Guys I have one more option just clicked in my mind :confused:. Why not we are using "clone" for the same purpose. Set Backup of time machine to external drive and when it is about to fill make clone (in compressed) of this external drive and save it to another external drive. This way you can archive your old data and there will be always room for new data in the drive.

May be I am thinking in wrong manner neither I ever tried this but I think it could work.
 
Set Backup of time machine to external drive and when it is about to fill make clone (in compressed) of this external drive and save it to another external drive. This way you can archive your old data and there will be always room for new data in the drive.

May be I am thinking in wrong manner neither I ever tried this but I think it could work.

It would work. I've cloned TimeMachine drives before.

However I look at this a bit differently. The files that get deleted from the TimeMachine volume, those "falling off of the end," are those that had been deleted presumably a long time ago. For instance, if your drive holds the past year of backups, these would be files that were deleted (or had been revised) at least a year ago. What chance is there that you would want a version that old or a file you decided you didn't want a year ago?

Now if you are deleting old files to make room on the system, that's another issue. What's missing in these discussions about backups is the need for something else, archival storage. When I'm finished with files that I might possibly want to see again 5-10 years in the future, I bundle them up and move them to an archive drive. This gets them off of my system. The archive drive is cloned since I always want more than one backup.

Now I don't care if my TimeMachine drive fills up. I know that files that I care about that "fall off the end" have been archived.
 
why don't you just start deleting some of the really old backups.
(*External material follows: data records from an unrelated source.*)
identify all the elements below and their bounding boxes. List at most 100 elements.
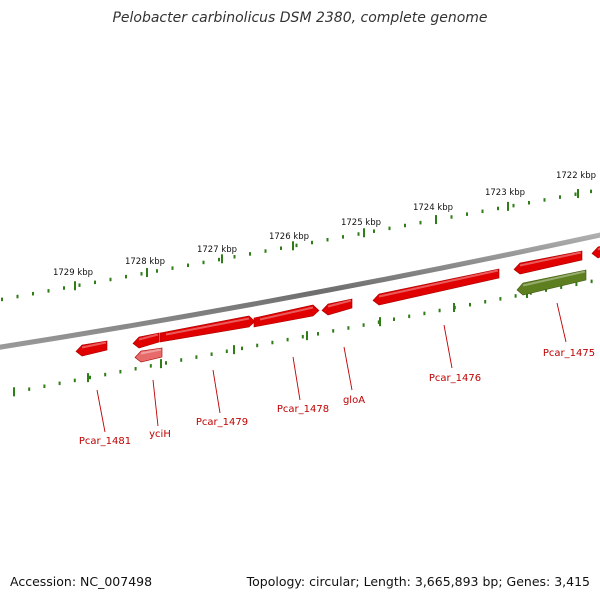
scale-minor-tick	[165, 361, 167, 365]
scale-label: 1724 kbp	[413, 203, 453, 213]
scale-major-tick	[146, 268, 148, 278]
scale-major-tick	[306, 331, 308, 341]
scale-minor-tick	[249, 252, 251, 256]
gene-arrow-gloA[interactable]	[321, 298, 353, 316]
scale-minor-tick	[404, 223, 406, 228]
scale-minor-tick	[466, 212, 468, 216]
scale-minor-tick	[286, 337, 289, 342]
scale-minor-tick	[94, 280, 96, 285]
scale-minor-tick	[58, 381, 61, 386]
scale-label: 1729 kbp	[53, 268, 93, 278]
scale-minor-tick	[280, 246, 282, 250]
scale-minor-tick	[423, 311, 426, 316]
scale-minor-tick	[326, 237, 329, 242]
scale-minor-tick	[514, 294, 517, 298]
scale-minor-tick	[484, 300, 487, 304]
gene-label-Pcar_1481[interactable]: Pcar_1481	[79, 436, 131, 447]
gene-arrow-Pcar_1481[interactable]	[75, 340, 108, 357]
gene-label-gloA[interactable]: gloA	[343, 395, 365, 406]
scale-minor-tick	[225, 349, 228, 354]
scale-minor-tick	[78, 283, 81, 287]
gene-arrow-yciH-pseudo[interactable]	[134, 347, 163, 363]
scale-minor-tick	[202, 260, 205, 265]
scale-minor-tick	[388, 226, 391, 231]
scale-minor-tick	[590, 189, 592, 194]
scale-minor-tick	[575, 282, 578, 287]
scale-major-tick	[435, 215, 437, 225]
scale-major-tick	[74, 281, 76, 291]
scale-label: 1726 kbp	[269, 232, 309, 242]
scale-label: 1728 kbp	[125, 257, 165, 267]
gene-arrow-Pcar_1478[interactable]	[253, 304, 320, 328]
gene-leader-line	[152, 379, 159, 427]
scale-minor-tick	[140, 272, 143, 276]
gene-label-Pcar_1478[interactable]: Pcar_1478	[277, 404, 329, 415]
outer-scale-ticks	[1, 189, 592, 302]
gene-arrow-Pcar_1479[interactable]	[159, 315, 256, 343]
gene-leader-line	[96, 389, 106, 433]
gene-arrow-Pcar_1475-feature[interactable]	[516, 269, 587, 296]
scale-minor-tick	[419, 220, 422, 225]
scale-minor-tick	[469, 302, 471, 307]
gene-arrow-yciH[interactable]	[132, 332, 160, 349]
scale-minor-tick	[362, 323, 365, 327]
scale-minor-tick	[317, 332, 319, 336]
scale-minor-tick	[43, 384, 46, 388]
scale-minor-tick	[342, 235, 344, 239]
scale-minor-tick	[438, 308, 441, 313]
genome-backbone	[0, 232, 600, 350]
gene-arrow-Pcar_1475[interactable]	[513, 250, 583, 275]
gene-leader-line	[212, 369, 221, 414]
scale-minor-tick	[528, 201, 530, 205]
gene-leader-line	[443, 324, 453, 369]
gene-labels: Pcar_1481 yciH Pcar_1479 Pcar_1478 gloA Pcar_…	[79, 302, 595, 447]
gene-label-Pcar_1479[interactable]: Pcar_1479	[196, 417, 248, 428]
scale-label: 1727 kbp	[197, 245, 237, 255]
scale-major-tick	[87, 373, 89, 383]
scale-minor-tick	[311, 240, 313, 245]
gene-arrow-Pcar_1476[interactable]	[372, 268, 500, 306]
scale-minor-tick	[125, 274, 127, 279]
scale-minor-tick	[104, 372, 107, 377]
scale-minor-tick	[241, 346, 243, 351]
scale-minor-tick	[1, 297, 3, 302]
scale-minor-tick	[590, 279, 593, 284]
scale-major-tick	[379, 317, 381, 327]
scale-minor-tick	[156, 269, 158, 273]
scale-major-tick	[292, 241, 294, 251]
gene-label-yciH[interactable]: yciH	[149, 429, 171, 440]
scale-minor-tick	[347, 326, 350, 330]
gene-label-Pcar_1476[interactable]: Pcar_1476	[429, 373, 481, 384]
scale-minor-tick	[357, 232, 360, 236]
gene-leader-line	[343, 346, 353, 391]
scale-minor-tick	[187, 263, 189, 268]
scale-label: 1725 kbp	[341, 218, 381, 228]
scale-major-tick	[577, 189, 579, 199]
scale-minor-tick	[109, 277, 112, 282]
scale-major-tick	[453, 302, 455, 312]
scale-minor-tick	[377, 320, 380, 324]
scale-minor-tick	[134, 367, 137, 371]
scale-minor-tick	[373, 229, 375, 233]
scale-minor-tick	[256, 343, 259, 348]
scale-major-tick	[233, 345, 235, 355]
scale-label: 1722 kbp	[556, 171, 596, 181]
scale-minor-tick	[149, 364, 152, 368]
scale-minor-tick	[119, 369, 122, 374]
gene-leader-line	[292, 356, 301, 401]
scale-minor-tick	[32, 291, 34, 296]
scale-minor-tick	[332, 329, 335, 333]
scale-major-tick	[221, 254, 223, 264]
gene-arrow-edge-gene[interactable]	[591, 244, 600, 259]
scale-minor-tick	[271, 340, 274, 345]
scale-major-tick	[160, 359, 162, 369]
scale-minor-tick	[233, 255, 236, 259]
scale-minor-tick	[499, 297, 502, 301]
scale-major-tick	[13, 387, 15, 397]
scale-minor-tick	[450, 215, 453, 219]
scale-minor-tick	[264, 249, 267, 253]
scale-minor-tick	[73, 378, 76, 383]
gene-label-Pcar_1475[interactable]: Pcar_1475	[543, 348, 595, 359]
TM is supposed to do that for you but i know some people don't get that to work. that's what i would do if you know your ok getting rid of some of the old stuff
[doublepost=1512065292][/doublepost]I tried this and the deleted backups stuck in trash and would not empty. Error message files in use.
Had to go through a lengthy process of using utility to try to erase the time machine. The trash files were only there when time machine was connected.